First discovered in foods in 2002, acrylamide is produced whenever starchy foods are fried, roasted or baked, meaning that it’s found in everything from doughnuts to coffee beans. But fries and chips are relatively high in acrylamide compared to most starch-based snacks, and potato processors are eager to change that.

CALS plant geneticist Jiming Jiang, a professor of horticulture, has a solution. His lab has developed a promising new kind of potato with reduced levels of acrylamide, an innovation he created with support from USDA-ARS plant physiologist Paul Bethke, a professor of horticulture. As a bonus, these potatoes also could help producers significantly reduce food waste.

The problem starts with storage. Because fry and chip processors need potatoes year-round, most of the fall harvest goes into storage, where low temperatures can cause simple sugars to accumulate in the tubers, a phenomenon known as “cold-induced sweetening.” During cooking, those sugars react with free amino acids to produce acrylamide. The same reaction also causes fries and chips to turn dark brown during processing, making them unsalable.

Jiang’s solution is to insert a small segment of a potato’s own DNA back into its genome. The extra DNA helps block the gene that converts sucrose into glucose and fructose, the sugar culprits that cause both acrylamide formation and browning. Through this process Jiang has created a numberof potato lines that produce very little acrylamide when cooked.

“Regular potato chips can have acrylamide levels up around 1,000 parts per billion,” says Jiang. “Ours are down around 150.” Jiang’s process, potentially of enormous use to the food industry, is now being patented by the Wisconsin Alumni Research Foundation.

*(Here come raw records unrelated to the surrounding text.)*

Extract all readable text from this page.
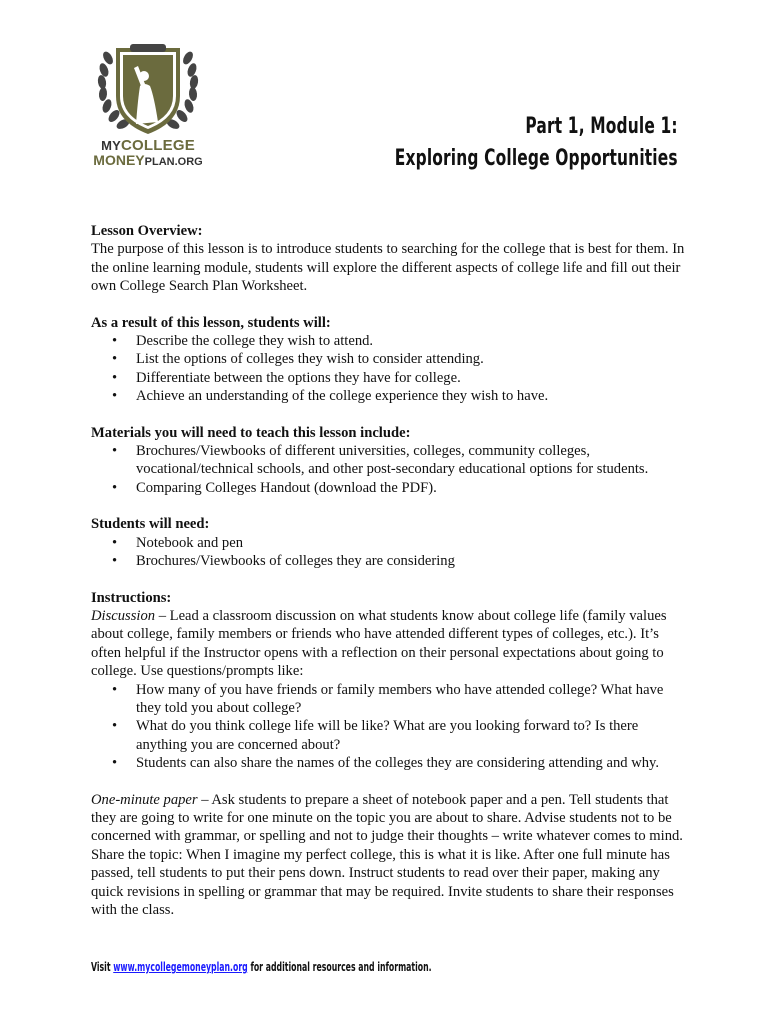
MYCOLLEGE
MONEYPLAN.ORG
Part 1, Module 1:
Exploring College Opportunities

Lesson Overview:

The purpose of this lesson is to introduce students to searching for the college that is best for them. In the online learning module, students will explore the different aspects of college life and fill out their own College Search Plan Worksheet.

As a result of this lesson, students will:

• Describe the college they wish to attend.
• List the options of colleges they wish to consider attending.
• Differentiate between the options they have for college.
• Achieve an understanding of the college experience they wish to have.

Materials you will need to teach this lesson include:

• Brochures/Viewbooks of different universities, colleges, community colleges, vocational/technical schools, and other post-secondary educational options for students.
• Comparing Colleges Handout (download the PDF).

Students will need:

• Notebook and pen
• Brochures/Viewbooks of colleges they are considering

Instructions:

Discussion – Lead a classroom discussion on what students know about college life (family values about college, family members or friends who have attended different types of colleges, etc.). It’s often helpful if the Instructor opens with a reflection on their personal expectations about going to college. Use questions/prompts like:

• How many of you have friends or family members who have attended college? What have they told you about college?
• What do you think college life will be like? What are you looking forward to? Is there anything you are concerned about?
• Students can also share the names of the colleges they are considering attending and why.

One-minute paper – Ask students to prepare a sheet of notebook paper and a pen. Tell students that they are going to write for one minute on the topic you are about to share. Advise students not to be concerned with grammar, or spelling and not to judge their thoughts – write whatever comes to mind. Share the topic: When I imagine my perfect college, this is what it is like. After one full minute has passed, tell students to put their pens down. Instruct students to read over their paper, making any quick revisions in spelling or grammar that may be required. Invite students to share their responses with the class.

Visit www.mycollegemoneyplan.org for additional resources and information.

But because they are genetically modified (GM), Jiang’s potatoes can’t be grown for consumption in the United States, where only a handful of GM crops have been approved and widely cultivated.

Jiang hopes that will change, and notes that GM versions of corn and soybeans, which are now added to many processed food items, contain DNA from other species. The extra DNA in his low-acrylamide potatoes, on the other hand, comes from the potato genome itself.

Down the line, especially if scientists confirm acrylamide’s link to human cancer, consumers may have to make a choice: accept a new GM crop or cut back on fries and chips.